Syta poczuciem pożytecznie spędzonego dnia, a także plackiem z ostatnimi w tym roku truskawkami, czuję jednak niedosyt z powodu braku warunków do popołudniowo-wieczornych zdjęć.
Sądziłam, naiwna, że po burzy wyjdzie ładne wieczorne słoneczko, rozpalając tysiące migotek w „rosełkach” – i już ostrzyłam sobie obiektyw 🙁
Deszcz to dobra pora na przeglądanie szuflad. Moja „toruńska szuflada” ze zdjęciami się nie domyka, więc najpierw do niej zajrzałam.
Przypomniały mi się dwa niezwykłe słoneczne poranki majowego weekendu, kiedy pustymi jeszcze uliczkami przemierzałam Stare Miasto, podglądając mieszkańców, przyzwyczajonych do „pstrykaczy” różnej maści.
Toruńska Starówka jest o każdej porze dnia i nocy tyglem kulturowym.
W niedzielę o siódmej rano na przykościelnym trotuarze mijają się starsi ludzie zdążający na pierwszą mszę i rozbawione dziewczyny wracające z wieczoru panieńskiego.
O ósmej kamienicznicy wyprowadzają swe pupile na spacer, a na bulwarze można już luzować cumy, które ocaliły los kilku barek podczas niedawnej „pierwszej fali”.

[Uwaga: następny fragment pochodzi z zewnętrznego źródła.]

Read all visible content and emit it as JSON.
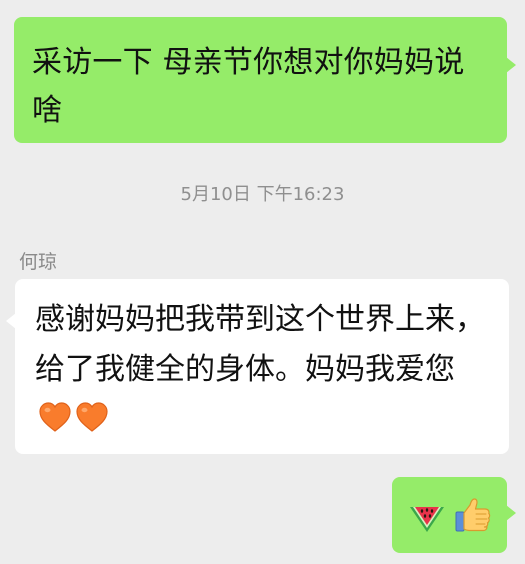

Około dziesiątej ogródki kafejek przyciągają aromatem kawy dystyngowanych jegomościów o wyglądzie przedwojennych „hrabich” i eleganckie pańcie, które przed wojną mogłyby podawać kawę w hrabiowskich pokojach.
W południe większość emerytów w zorganizowanych grupach turystycznych ma już dosyć słońca i paplających przewodników.
Osiemnasta to dobra pora na umówione pod akademikiem spotkania dla tych, co rano wracali z imprez.
Lokalesi chodzą boczymi uliczkami, zatrzymując się przed wystawami dla złapania oddechu – mają miłe poczucie zmęczenia przy zarabianiu na życie, wszak minął kolejny zapełniony po brzegi turystami weekend…
Przeglądam fotki i mam miłe poczucie satysfakcji, że mnie tam dziś nie było. Bo dwa razy więcej turystów i dwa razy więcej stopni Celsjusza, jak sądzę.